時代をうまく扱った推理小説では、最近ではこれがピカイチかな。男も女も、愛することに不器用な時代があったんだよね
2003/06/26 20:30
5人中、5人の方がこのレビューが役に立ったと投票しています。
投稿者:みーちゃん - この投稿者のレビュー一覧を見る
タイトルだけで、気を惹く本がある。それが乃南アサの作品となれば、絶対に面白い。そう思って立ち読みをし始めたら、あまりに導入部が上手くて、結局買うことになってしまった。今は平穏な生活を送っている藤島萄子。彼女の心配といえば、結婚生活に失敗し嫁ぎ先から戻ってきた我が子のこと。娘が心を癒すために出かけた沖縄からの便りを読むうちに、萄子の脳裏には忘れられない過去が甦る。
昭和39年、オリンピックの年。日本が戦後から我武者羅に飛び立とうとしていた時代。戦前に事業を起こした父と母のもとでおおらかに育った藤島萄子。彼女が夫に選んだのは、奥田勝という刑事だった。家族の反対を押し切ってやっと結婚にこぎつけた二人。式の直前に、勝が失踪した。萄子にかかってきた電話と「ごめんな」の一言。そして殺害された警察の同僚 韮山、その娘のぶ子。
高校受験を前にした弟の彰文と、勝の消息を求め萄子が歩く川崎の街。今とは全く異なり、賑わいを見せる熱海。ベトナム戦争、ビートルズ来日、美空ひばり、オリンピック、返還前の沖縄。そうそう、私が生まれたのはこんな時代だったんだと納得しながら読んだ。人と人との関係が、ここで描かれるようなときもあった。いや、もしかすると将来においてもこのままかもしれない、そう思わせる。
話はシンプルだけれど、当時の世相、風俗を巧みに取り入れ、そこから人間の苦悩が浮かび上がってくる様は見事。その悠揚とした筆致は、まさに重厚。おなじ乃南の『鎖』については物量にこそ驚ろかされたものの、後半の展開に今一つ乗り切れないものを感じたけれど、今回は文句なし。新婚早々の夫の失踪という設定は、新津きよみ『生死不明』にもあったけれど、迫ってくるものが違う。
新時代の『砂の器』とでもいったら良いのだろうか。それにしてもタイトルの『涙』、これだけで手を伸ばしたくなる。うまいものだ。ただし、読んでいて涙は流すよりは、女の身勝手さに苛立っていた時間の方が長かった。でもタイトルが『苛立ち』では、売れない。はっぱり女には『涙』が似合うのかも。
愛の深さ
2023/01/23 10:33
0人中、0人の方がこのレビューが役に立ったと投票しています。
投稿者:kotep - この投稿者のレビュー一覧を見る
結婚を控え幸せの絶頂にいた女性が、結婚式直前に相手から電話で別れを告げられる、ちょっと酷い仕打ちですね。
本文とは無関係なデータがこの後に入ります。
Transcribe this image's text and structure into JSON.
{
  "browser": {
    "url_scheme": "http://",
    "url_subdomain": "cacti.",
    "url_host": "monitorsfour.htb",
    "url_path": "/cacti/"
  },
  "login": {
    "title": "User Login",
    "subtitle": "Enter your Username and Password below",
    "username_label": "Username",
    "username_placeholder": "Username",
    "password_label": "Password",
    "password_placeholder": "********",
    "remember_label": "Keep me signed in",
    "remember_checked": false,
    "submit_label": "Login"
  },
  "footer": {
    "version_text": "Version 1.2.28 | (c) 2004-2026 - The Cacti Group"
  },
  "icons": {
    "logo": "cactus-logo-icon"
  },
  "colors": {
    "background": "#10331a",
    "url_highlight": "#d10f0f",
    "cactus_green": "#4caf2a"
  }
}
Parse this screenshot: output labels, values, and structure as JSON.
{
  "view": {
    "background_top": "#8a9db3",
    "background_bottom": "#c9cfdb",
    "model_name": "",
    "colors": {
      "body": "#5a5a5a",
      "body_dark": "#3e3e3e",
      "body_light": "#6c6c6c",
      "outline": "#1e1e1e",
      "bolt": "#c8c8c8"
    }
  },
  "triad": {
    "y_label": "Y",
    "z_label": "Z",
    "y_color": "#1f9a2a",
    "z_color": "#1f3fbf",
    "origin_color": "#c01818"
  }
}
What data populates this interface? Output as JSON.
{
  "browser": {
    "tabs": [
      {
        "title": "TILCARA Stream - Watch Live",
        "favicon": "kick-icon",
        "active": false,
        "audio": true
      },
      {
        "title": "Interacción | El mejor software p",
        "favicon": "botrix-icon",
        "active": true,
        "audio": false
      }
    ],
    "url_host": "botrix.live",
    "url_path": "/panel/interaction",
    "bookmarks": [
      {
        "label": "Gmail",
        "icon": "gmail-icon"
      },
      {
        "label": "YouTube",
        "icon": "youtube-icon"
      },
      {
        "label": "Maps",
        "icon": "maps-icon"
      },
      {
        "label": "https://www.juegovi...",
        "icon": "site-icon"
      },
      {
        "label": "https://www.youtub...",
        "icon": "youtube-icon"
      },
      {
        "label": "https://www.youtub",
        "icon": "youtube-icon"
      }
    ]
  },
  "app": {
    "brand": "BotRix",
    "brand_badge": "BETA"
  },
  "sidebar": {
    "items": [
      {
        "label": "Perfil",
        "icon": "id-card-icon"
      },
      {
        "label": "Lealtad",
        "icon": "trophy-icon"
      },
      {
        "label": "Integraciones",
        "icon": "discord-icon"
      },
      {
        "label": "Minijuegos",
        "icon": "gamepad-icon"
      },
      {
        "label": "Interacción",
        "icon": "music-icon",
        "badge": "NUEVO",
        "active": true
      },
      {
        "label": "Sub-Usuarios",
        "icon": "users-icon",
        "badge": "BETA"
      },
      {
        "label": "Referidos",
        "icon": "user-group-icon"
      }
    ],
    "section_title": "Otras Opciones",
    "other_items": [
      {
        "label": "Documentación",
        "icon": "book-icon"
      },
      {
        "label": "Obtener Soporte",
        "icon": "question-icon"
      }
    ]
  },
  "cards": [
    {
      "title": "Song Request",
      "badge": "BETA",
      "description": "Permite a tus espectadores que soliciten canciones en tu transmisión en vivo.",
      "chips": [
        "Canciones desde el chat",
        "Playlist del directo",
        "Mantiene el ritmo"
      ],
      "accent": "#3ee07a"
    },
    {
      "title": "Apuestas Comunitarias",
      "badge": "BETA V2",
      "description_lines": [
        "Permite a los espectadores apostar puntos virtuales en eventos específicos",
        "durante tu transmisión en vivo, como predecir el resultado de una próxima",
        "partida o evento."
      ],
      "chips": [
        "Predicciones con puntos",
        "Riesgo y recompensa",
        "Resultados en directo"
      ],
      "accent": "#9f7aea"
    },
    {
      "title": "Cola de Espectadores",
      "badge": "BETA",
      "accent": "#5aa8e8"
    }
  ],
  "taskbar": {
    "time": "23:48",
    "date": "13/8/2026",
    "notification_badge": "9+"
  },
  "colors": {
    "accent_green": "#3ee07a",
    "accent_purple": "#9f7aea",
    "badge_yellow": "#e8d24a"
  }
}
確かに理由を聞きたいと思うのは当然やし、仕方ないと思う。主人公の相手を信じ待つ姿にはちょっと胸を打たれますね。相手をそこまで愛し、愛されたことがない自分には羨ましくも思えますが。
事実は小説より奇でした。
2003/08/17 16:17
0人中、0人の方がこのレビューが役に立ったと投票しています。
投稿者:ぼこにゃん - この投稿者のレビュー一覧を見る
先日NHKの番組で取り上げられたお遍路さん(じいさまである)が、実は殺人未遂で手配中の犯人だった、というニュースがあった。確か放送を見た警察官が気付いて逮捕の運びとなったんだったか。殺されかかった人には悪いが、松本清張の『顔』ばりの、ほとんど心温まる事件として私は記憶しているのだ。
まあ生きていれば殺したい相手の一人や二人は誰にもいるんじゃないかと思うけれども、実際に行動にうつす人はそれほど多くない。後々面倒だから。このじいさまにしても、贖罪とかいうことよりは、単にその面倒(この場合は逃亡・潜伏)の一環として長々と巡礼をやってただけなんじゃないかという気がする。一体この人は反省とか後悔とか、普通犯罪者に期待されるような殊勝な心持ちになったことがあるんだろうか。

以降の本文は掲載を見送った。